QGIS Version Compatibility
The metadata.txt format itself is stable across the 3.x line, but the values you put in qgisMinimumVersion should track the Python and API generation you actually target.
| QGIS line | Bundled Python | Suggested keys |
|---|---|---|
| 3.28 LTR | 3.9 | qgisMinimumVersion=3.28 |
| 3.34 LTR | 3.12 | qgisMinimumVersion=3.34 (baseline for this guide) |
| 3.40 / 3.44 | 3.12 | qgisMinimumVersion=3.34, qgisMaximumVersion=3.99 |
Setting qgisMaximumVersion=3.99 is a deliberate trick: it keeps your plugin visible to users on QGIS releases that did not exist when you published, instead of vanishing the moment a new version ships.
Troubleshooting
metadata.txt not found on upload. The file is not directly inside a single top-level folder in the ZIP, or that folder name contains a dash. Re-zip so the structure is plugin_folder/metadata.txt.
Version X already exists. Your version is equal to or lower than the live release. Bump the PATCH (or higher) component so it is strictly greater.
Plugin loads in QGIS but the repository shows no icon. The icon= path is wrong or points at a resource you did not compile. Use a path relative to the plugin folder (icons/icon.png) and confirm the file is actually inside the ZIP.

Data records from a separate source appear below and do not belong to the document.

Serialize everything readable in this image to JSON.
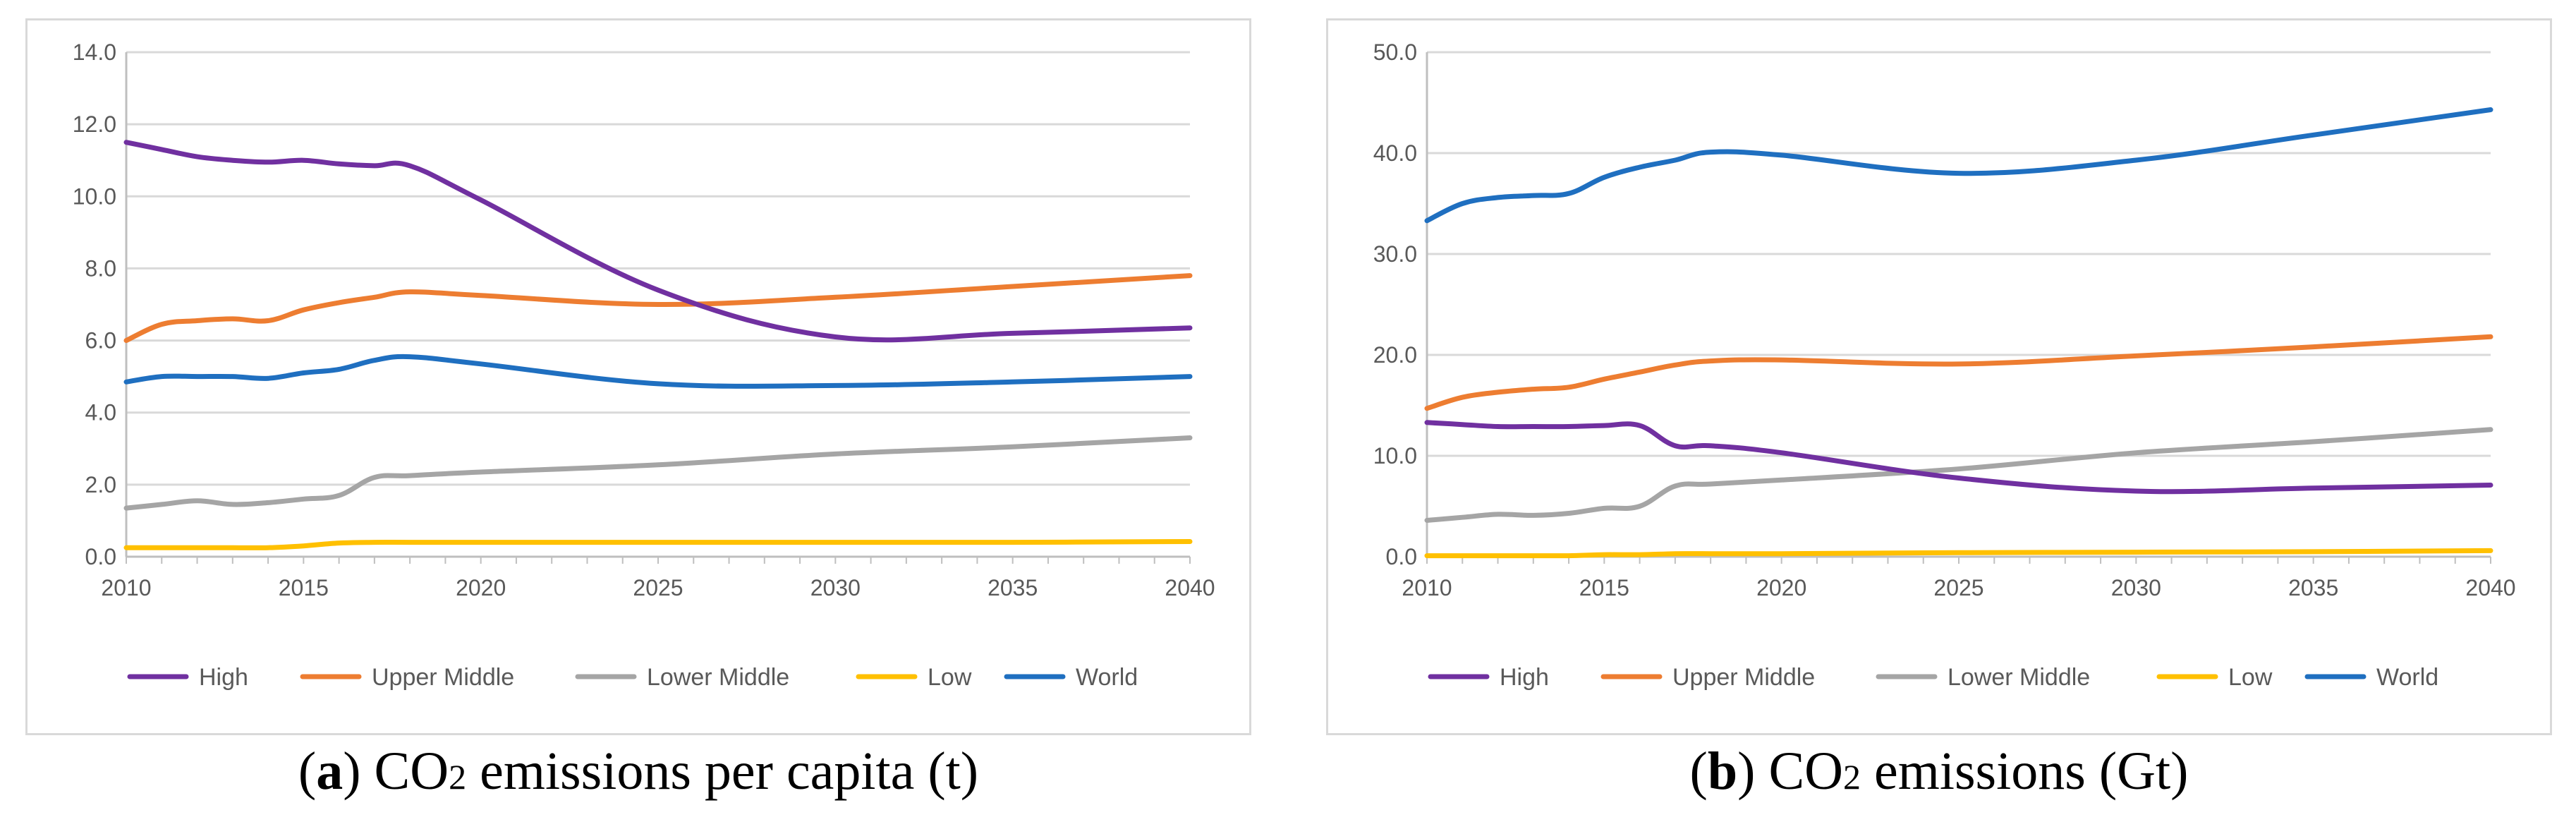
{
  "figure": {
    "panel_a": {
      "caption_letter": "a",
      "caption_pre": "CO",
      "caption_sub": "2",
      "caption_post": " emissions per capita (t)"
    },
    "panel_b": {
      "caption_letter": "b",
      "caption_pre": "CO",
      "caption_sub": "2",
      "caption_post": " emissions (Gt)"
    }
  },
  "colors": {
    "High": "#7030a0",
    "Upper Middle": "#ed7d31",
    "Lower Middle": "#a5a5a5",
    "Low": "#ffc000",
    "World": "#1f6fc0",
    "grid": "#d9d9d9",
    "axis": "#bfbfbf"
  },
  "chart_data": [
    {
      "type": "line",
      "title": "CO2 emissions per capita (t)",
      "xlabel": "",
      "ylabel": "",
      "xlim": [
        2010,
        2040
      ],
      "ylim": [
        0,
        14
      ],
      "yticks": [
        "0.0",
        "2.0",
        "4.0",
        "6.0",
        "8.0",
        "10.0",
        "12.0",
        "14.0"
      ],
      "xticks": [
        "2010",
        "2015",
        "2020",
        "2025",
        "2030",
        "2035",
        "2040"
      ],
      "grid": true,
      "legend": "bottom",
      "x": [
        2010,
        2011,
        2012,
        2013,
        2014,
        2015,
        2016,
        2017,
        2018,
        2020,
        2025,
        2030,
        2035,
        2040
      ],
      "series": [
        {
          "name": "High",
          "values": [
            11.5,
            11.3,
            11.1,
            11.0,
            10.95,
            11.0,
            10.9,
            10.85,
            10.85,
            9.9,
            7.4,
            6.1,
            6.2,
            6.35
          ]
        },
        {
          "name": "Upper Middle",
          "values": [
            6.0,
            6.45,
            6.55,
            6.6,
            6.55,
            6.85,
            7.05,
            7.2,
            7.35,
            7.25,
            7.0,
            7.2,
            7.5,
            7.8
          ]
        },
        {
          "name": "Lower Middle",
          "values": [
            1.35,
            1.45,
            1.55,
            1.45,
            1.5,
            1.6,
            1.7,
            2.2,
            2.25,
            2.35,
            2.55,
            2.85,
            3.05,
            3.3
          ]
        },
        {
          "name": "Low",
          "values": [
            0.25,
            0.25,
            0.25,
            0.25,
            0.25,
            0.3,
            0.38,
            0.4,
            0.4,
            0.4,
            0.4,
            0.4,
            0.4,
            0.42
          ]
        },
        {
          "name": "World",
          "values": [
            4.85,
            5.0,
            5.0,
            5.0,
            4.95,
            5.1,
            5.2,
            5.45,
            5.55,
            5.35,
            4.8,
            4.75,
            4.85,
            5.0
          ]
        }
      ]
    },
    {
      "type": "line",
      "title": "CO2 emissions (Gt)",
      "xlabel": "",
      "ylabel": "",
      "xlim": [
        2010,
        2040
      ],
      "ylim": [
        0,
        50
      ],
      "yticks": [
        "0.0",
        "10.0",
        "20.0",
        "30.0",
        "40.0",
        "50.0"
      ],
      "xticks": [
        "2010",
        "2015",
        "2020",
        "2025",
        "2030",
        "2035",
        "2040"
      ],
      "grid": true,
      "legend": "bottom",
      "x": [
        2010,
        2011,
        2012,
        2013,
        2014,
        2015,
        2016,
        2017,
        2018,
        2020,
        2025,
        2030,
        2035,
        2040
      ],
      "series": [
        {
          "name": "High",
          "values": [
            13.3,
            13.1,
            12.9,
            12.9,
            12.9,
            13.0,
            13.0,
            11.0,
            11.0,
            10.3,
            7.8,
            6.5,
            6.8,
            7.1
          ]
        },
        {
          "name": "Upper Middle",
          "values": [
            14.7,
            15.8,
            16.3,
            16.6,
            16.8,
            17.6,
            18.3,
            19.0,
            19.4,
            19.5,
            19.1,
            19.9,
            20.8,
            21.8
          ]
        },
        {
          "name": "Lower Middle",
          "values": [
            3.6,
            3.9,
            4.2,
            4.1,
            4.3,
            4.8,
            5.0,
            7.0,
            7.2,
            7.6,
            8.7,
            10.3,
            11.4,
            12.6
          ]
        },
        {
          "name": "Low",
          "values": [
            0.1,
            0.1,
            0.1,
            0.1,
            0.1,
            0.2,
            0.2,
            0.3,
            0.3,
            0.3,
            0.4,
            0.45,
            0.5,
            0.6
          ]
        },
        {
          "name": "World",
          "values": [
            33.3,
            35.0,
            35.6,
            35.8,
            36.0,
            37.6,
            38.6,
            39.3,
            40.1,
            39.8,
            38.0,
            39.3,
            41.8,
            44.3
          ]
        }
      ]
    }
  ]
}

Manager hides the plugin after install. qgisMinimumVersion is higher than the running QGIS, or experimental=True while the user has not enabled experimental plugins. Check both against your test build.

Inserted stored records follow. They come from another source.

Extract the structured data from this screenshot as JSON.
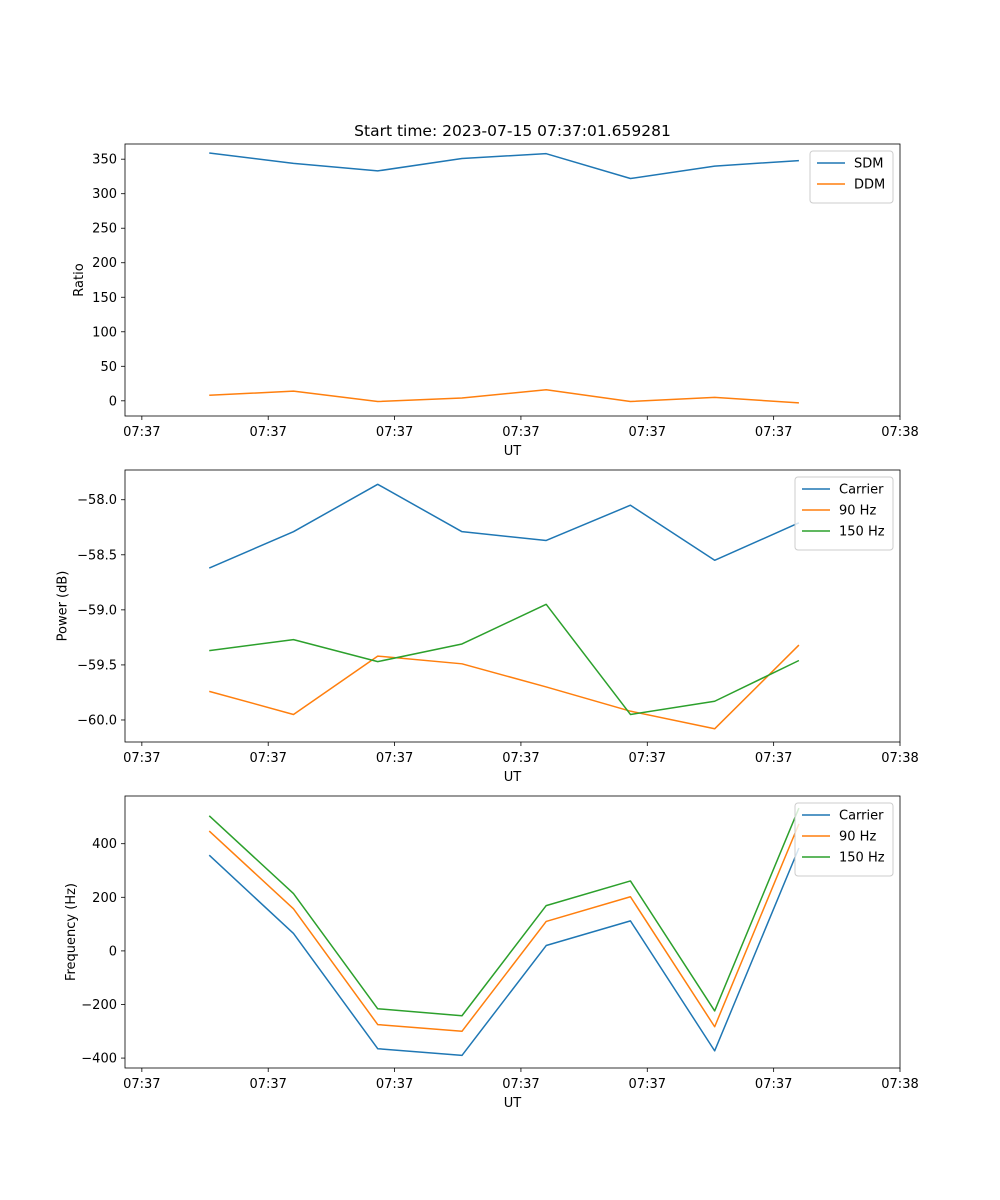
{
  "figure_title": "Start time: 2023-07-15 07:37:01.659281",
  "colors": {
    "blue": "#1f77b4",
    "orange": "#ff7f0e",
    "green": "#2ca02c"
  },
  "chart_data": [
    {
      "type": "line",
      "title": "Start time: 2023-07-15 07:37:01.659281",
      "xlabel": "UT",
      "ylabel": "Ratio",
      "x": [
        1,
        2,
        3,
        4,
        5,
        6,
        7,
        8
      ],
      "xlim": [
        0,
        9.2
      ],
      "xticks": [
        0.2,
        1.7,
        3.2,
        4.7,
        6.2,
        7.7,
        9.2
      ],
      "xtick_labels": [
        "07:37",
        "07:37",
        "07:37",
        "07:37",
        "07:37",
        "07:37",
        "07:38"
      ],
      "ylim": [
        -22,
        372
      ],
      "yticks": [
        0,
        50,
        100,
        150,
        200,
        250,
        300,
        350
      ],
      "ytick_labels": [
        "0",
        "50",
        "100",
        "150",
        "200",
        "250",
        "300",
        "350"
      ],
      "legend_position": "top-right",
      "series": [
        {
          "name": "SDM",
          "color": "#1f77b4",
          "values": [
            359,
            344,
            333,
            351,
            358,
            322,
            340,
            348
          ]
        },
        {
          "name": "DDM",
          "color": "#ff7f0e",
          "values": [
            8,
            14,
            -1,
            4,
            16,
            -1,
            5,
            -3
          ]
        }
      ]
    },
    {
      "type": "line",
      "title": "",
      "xlabel": "UT",
      "ylabel": "Power (dB)",
      "x": [
        1,
        2,
        3,
        4,
        5,
        6,
        7,
        8
      ],
      "xlim": [
        0,
        9.2
      ],
      "xticks": [
        0.2,
        1.7,
        3.2,
        4.7,
        6.2,
        7.7,
        9.2
      ],
      "xtick_labels": [
        "07:37",
        "07:37",
        "07:37",
        "07:37",
        "07:37",
        "07:37",
        "07:38"
      ],
      "ylim": [
        -60.2,
        -57.73
      ],
      "yticks": [
        -60.0,
        -59.5,
        -59.0,
        -58.5,
        -58.0
      ],
      "ytick_labels": [
        "−60.0",
        "−59.5",
        "−59.0",
        "−58.5",
        "−58.0"
      ],
      "legend_position": "top-right",
      "series": [
        {
          "name": "Carrier",
          "color": "#1f77b4",
          "values": [
            -58.62,
            -58.29,
            -57.86,
            -58.29,
            -58.37,
            -58.05,
            -58.55,
            -58.21
          ]
        },
        {
          "name": "90 Hz",
          "color": "#ff7f0e",
          "values": [
            -59.74,
            -59.95,
            -59.42,
            -59.49,
            -59.7,
            -59.92,
            -60.08,
            -59.32
          ]
        },
        {
          "name": "150 Hz",
          "color": "#2ca02c",
          "values": [
            -59.37,
            -59.27,
            -59.47,
            -59.31,
            -58.95,
            -59.95,
            -59.83,
            -59.46
          ]
        }
      ]
    },
    {
      "type": "line",
      "title": "",
      "xlabel": "UT",
      "ylabel": "Frequency (Hz)",
      "x": [
        1,
        2,
        3,
        4,
        5,
        6,
        7,
        8
      ],
      "xlim": [
        0,
        9.2
      ],
      "xticks": [
        0.2,
        1.7,
        3.2,
        4.7,
        6.2,
        7.7,
        9.2
      ],
      "xtick_labels": [
        "07:37",
        "07:37",
        "07:37",
        "07:37",
        "07:37",
        "07:37",
        "07:38"
      ],
      "ylim": [
        -437,
        578
      ],
      "yticks": [
        -400,
        -200,
        0,
        200,
        400
      ],
      "ytick_labels": [
        "−400",
        "−200",
        "0",
        "200",
        "400"
      ],
      "legend_position": "top-right",
      "series": [
        {
          "name": "Carrier",
          "color": "#1f77b4",
          "values": [
            357,
            65,
            -365,
            -390,
            20,
            112,
            -373,
            384
          ]
        },
        {
          "name": "90 Hz",
          "color": "#ff7f0e",
          "values": [
            447,
            157,
            -275,
            -300,
            110,
            202,
            -283,
            474
          ]
        },
        {
          "name": "150 Hz",
          "color": "#2ca02c",
          "values": [
            504,
            214,
            -216,
            -242,
            169,
            261,
            -224,
            533
          ]
        }
      ]
    }
  ]
}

Continuation line parsed as an unknown key. An about or changelog paragraph's second line is not indented. Add leading whitespace to every continuation line.
Upload rejected for invalid version string. You used v1.0.0, 1.0, or a date. Use bare MAJOR.MINOR.PATCH.
Conclusion
metadata.txt is small but load-bearing: it is the contract between your plugin, QGIS Desktop, and the repository. Start from the annotated template above, fill in the seven required keys correctly, set a generous qgisMaximumVersion, and validate locally with configparser before every upload. With those rules internalized, the metadata step of publishing becomes a non-event rather than a source of rejected uploads.
Frequently Asked Questions
Does name have to match my plugin's folder name?
No. The folder (package) name must be a valid Python identifier — lowercase, underscores, no spaces. name is a free-text display label and can differ entirely, for example folder parcel_validator with name=Parcel Validator.
Can I put comments in metadata.txt?
Lines beginning with # are tolerated, but keep them minimal in the shipped file. The annotated comments in this guide are illustrative; a production metadata.txt is cleaner without them.
Is changelog required?
No, but it is strongly recommended. It is rendered on your plugin page and shown to users when an update is available, so omitting it leaves them guessing what changed.
What happens if I omit qgisMaximumVersion?
QGIS assumes a default upper bound tied to your minimum, which can cause the manager to hide your plugin on much newer releases. Set it explicitly to 3.99 to avoid premature invisibility.